The immediate motivation for this change is that Fabric on Android has a
view pooling mechanism for instances that relies on the assumption that
a current Fiber that is cloned and replaced by a new Fiber will never
appear in a future commit. When this assumption is broken, it may cause
crashes. In the current implementation, that can indeed happen when a
node that was previously hidden is toggled back to visible. Although
this change sidesteps the issue, we may introduce in other features in
the future that would benefit from being able to revert back to an older
node without cloning it again, such as animations.
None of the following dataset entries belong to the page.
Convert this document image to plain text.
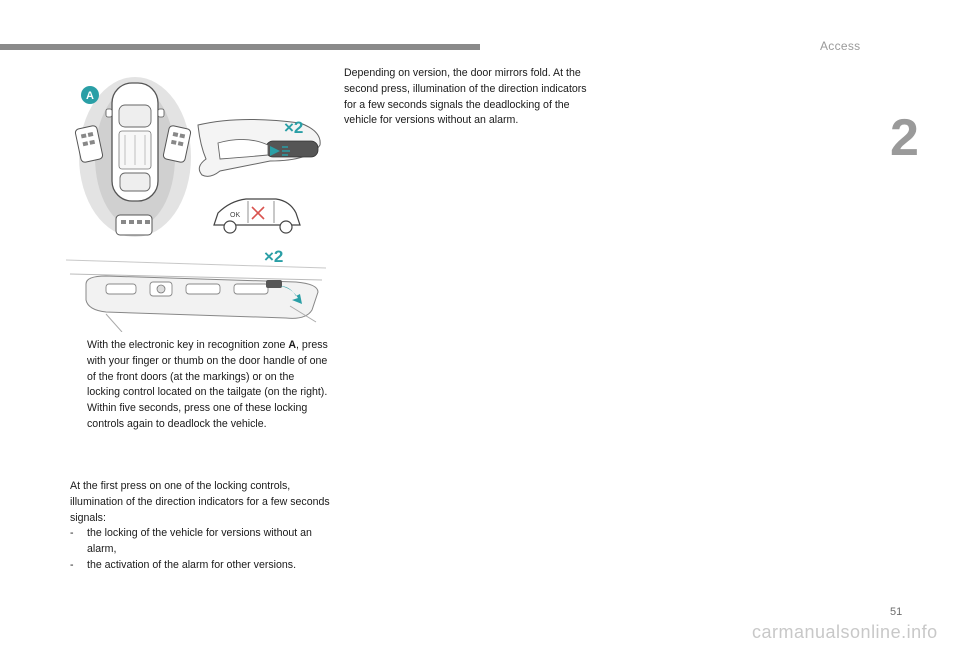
Access
2
A
×2
OK
×2
With the electronic key in recognition zone A, press with your finger or thumb on the door handle of one of the front doors (at the markings) or on the locking control located on the tailgate (on the right).
Within five seconds, press one of these locking controls again to deadlock the vehicle.
At the first press on one of the locking controls, illumination of the direction indicators for a few seconds signals:
- the locking of the vehicle for versions without an alarm,
- the activation of the alarm for other versions.
Depending on version, the door mirrors fold. At the second press, illumination of the direction indicators for a few seconds signals the deadlocking of the vehicle for versions without an alarm.
51
carmanualsonline.info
The way I've implemented this is to insert an additional HostComponent
fiber as the child of each OffscreenComponent. The extra fiber is not
ideal — the way I'd prefer to do it is to attach the host instance to
the OffscreenComponent. However, the native Fabric implementation
currently expects a 1:1 correspondence between HostComponents and host
instances, so I've deferred that optimization to a future PR to derisk
fixing the Fabric pooling crash. I left a TODO in the host config with a
description of the remaining steps, but this alone should be sufficient
to unblock.
This PR exports a new top-level API, getInspectorDataForInstance, for React Native (both development and production). Although this change adds a new export to the DEV bundle, it only impacts the production bundle for internal builds (not what's published to NPM).